Saturday Stories
May 12, 2018
Psychic abilities are real. There are people who can read thoughts. There are those who can see the future. And there are folks who move things with their minds.
What if psychic powers can also be shared with someone else with just a touch?
It's rare for one person to be able to do all these. This is what makes Ted Brautigan different from others.
I read Stephen King's Hearts In Atlantis and I wondered what's it like to have something that makes you special but also makes you an outcast.
Ted comes to a small town he has never been before, answering a newspaper ad for a boarder.
His powers make people with negative vibrations feel uncomfortable around him, like the landlady who was full of secret self-contempt.
Yet her young son, Bobby, liked him instantly, as all pure-hearted people react that way to Ted.
Ted's gift is also his curse. It made him the target of those who would exploit him. His dark past include a world different than this.
He was in Black House, imprisoned in the Dark Tower by the Crimson King – the immortal enemy of Roland The Gunslinger.
But he escaped. Now he is a fugitive, knowing that those in pursuit have the power to track him down – and his time is running out.
I've seen the movie version on cable before I read the book, which is only a small part of the whole story.
Yet now I can't imagine anyone but my beloved Anthony Hopkins as Ted and Anton Yelchin as Bobby. I felt sad Anton died so young. He was perfect as Chekov in J.J. Abram's Star Trek, but I'll always think of him as Odd Thomas, one of my all-time favorite literary characters, in the film version of Dean Koontz' hit novel series about a short-order cook who talks to dead people.

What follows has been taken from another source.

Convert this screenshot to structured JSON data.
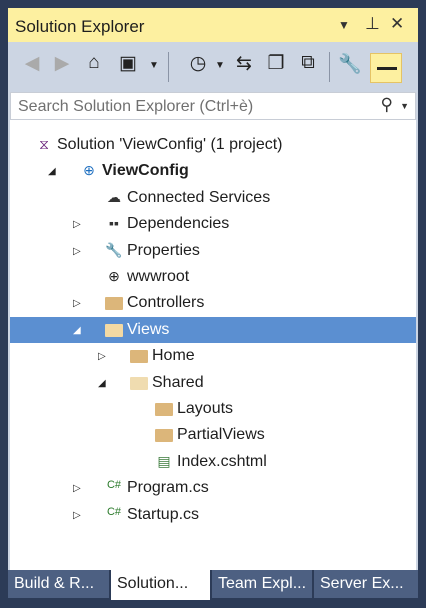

My favorite scene is when Ted and the kids were in the porch. He was playing a harmonica as he watched them play a board game.
That was where he said my favorite lines in the book: “Sometimes when you're young, you have moments of such happiness, you think you're living on someplace magical, like Atlantis must have been..."
There were other things going on. Bobby and his friends Carol and Sully were growing up.
It was the sixties. Carol would be an anti-War activist and Sully will go to Vietnam.
They will all see the depravity that man is capable of, but they will each find a measure of redemption – but at the cost of changing them forever.